Abstract

Research objective is to consider the principles of interaction between verbal and musical semantics in chamber and vocal music, highlighting the work of S. Slonimsky as the main object of study. Based on the study of a wide range of musicological studies, the artistic possibilities of the relationship between words and music as an artistic unity are revealed. The methodology of the work is based on an interdisciplinary comprehensive research framework, which includes the use of literary, musical and historical, musicological, analytical and semantic approaches. The scientific novelty is due to a holistic approach to the analysis of chamber and vocal creative work in the musical culture of the second half of the XX – early XXI centuries, which allows us to consider the ratio of the verbal and musical levels as a single composer’s poetics. Conclusions. A prerequisite for the existence of the genre sphere of chamber vocal music is the relationship and constant dialogical interaction of two independent semiotic systems – word and music. Despite the many parameters that unite these two systems, we are still talking about two independent phenomena that have their own unique specifics and powerful artistic potential. In chamber and vocal creative work, the verbal and musical semiotic systems are united by a common artistic task, which becomes the basis for developing the principles of their interaction and the formation of a complex of stylistic parameters that allow the figurative and semantic content to be embodied.
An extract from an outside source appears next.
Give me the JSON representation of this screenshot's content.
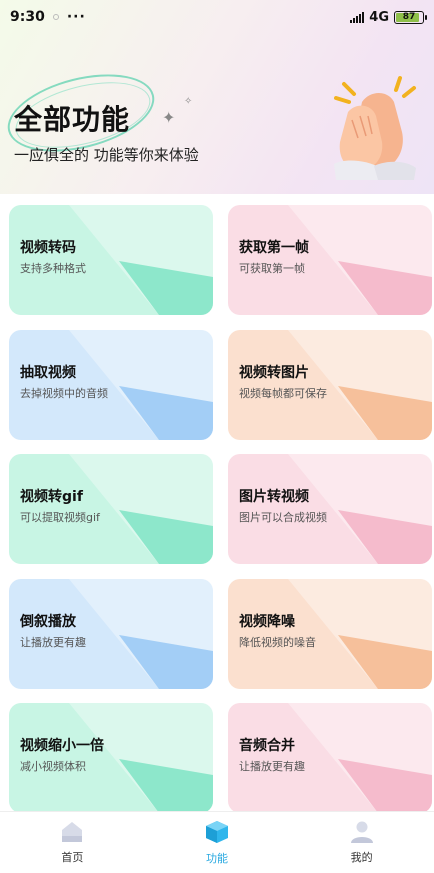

The artistic synthesis of the verbal and musical levels in chamber and vocal music in general, and in the compositions of S. Slonimsky in particular, is primarily based on two most important features – on the one hand, on the fundamental closeness of musical and verbal language systems and on the relationship of the principles of organizing the intonation process, and on the other hand, on the difference in the possibilities of transferring the artistic-figurative and content components, which have a fundamentally different nature.